Big Data Academy: Public Health Supercomputing

A new course in high performance computing optimizes large datasets for public health.

January 5, 2016

Starting today, Mailman is the first among peer schools of public health to offer a class in supercomputing for large datasets. Through the Department of Public Health IT, Mailman students have the opportunity to register for Fundamentals of High Performance Computing (HPC), an introduction to public health supercomputing accessible to people without a computer science background. The class grows from a demand for researchers with experience working with large datasets.

“We're in a Big Data era,” says Rebecca Yohannes, director of High Performance Computing at Mailman. “There is a lot of information out there, and to make sense of it, you can’t do that on a personal computer.”

The course will focus on the structure of modern computing and performance and serve as an introduction to supercomputing methods. Students will get experience in parallel programming using scripts in Python and C that take full advantage of the 6,384 CPU cores and 23 terabytes of RAM that make up the HPC cluster managed by the Department of Systems Biology’s IT group. (By comparison, a Macbook Pro laptop has only four cores and 16 megabytes of RAM.)

Representatives from Google, Amazon, and other companies have already signed on to give guest lectures during the seven-week course.

Once featured on the Top500 list for supercomputers worldwide, the system's use at Mailman has been directed by Yohannes since April 2013. So far, researchers have published at least 11 scientific papers using data analyzed by the HPC; another four papers are under journal review, and 10 others are readying for publication.

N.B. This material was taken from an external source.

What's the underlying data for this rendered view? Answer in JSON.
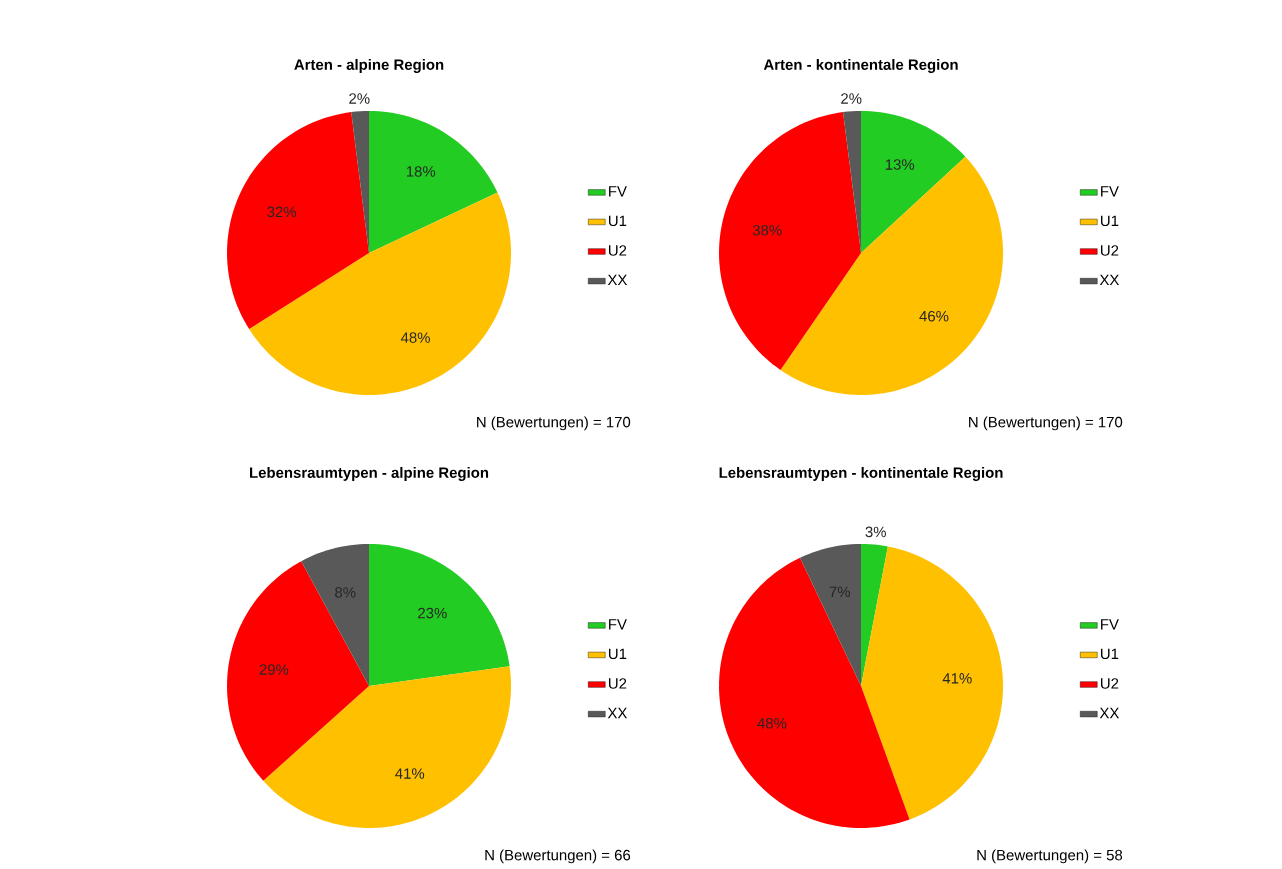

Statistical geneticist Iuliana Ionita-Laza, associate professor of Biostatistics, currently uses the cluster to run genetic simulations on over 3 billion DNA base pairs. Andrew Ratanatharathorn, a second year PhD student in Epidemiology, examines the epigenetics of PTSD through thousands of genetic fragments across a cohort of 800 people.

Associate Research Scientist Wan Yang and Associate Professor Jeffrey Shaman, both in Environmental Health Sciences, have relied on the HPC since 2013 to generate predictions similar to weather forecasts for diseases such as influenza, West Nile, and Ebola. To get an idea of the kind of work they do, imagine the graphical representation of wind on a meteorologist's weather map where, instead of wind, the computer-generated pattern depicts a disease outbreak as it sweeps across the country.

“Whatever the question,” says Ionita-Laza, “if you work with large datasets, you need HPC.”

The new class in supercomputing is the first of its kind to be offered at Columbia University and is run through the recently formed Department of Public Health IT at the Mailman School. Public health students receive preferential enrollment, but registration is open to the entire Columbia community until the cap of 20 attendees is reached. Students can register through January 7. Details are available on the Mailman course directory page.

As Yohannes works with researchers to get them up and running with the HPC, her first lesson is helping them overcome their fears. Demystifying supercomputing is the prerequisite to exploring new avenues in their work.

“In this day and age, these are essential skills, not only for public health,” she says. “If you're a researcher and you have a lot of data, you need to know this.”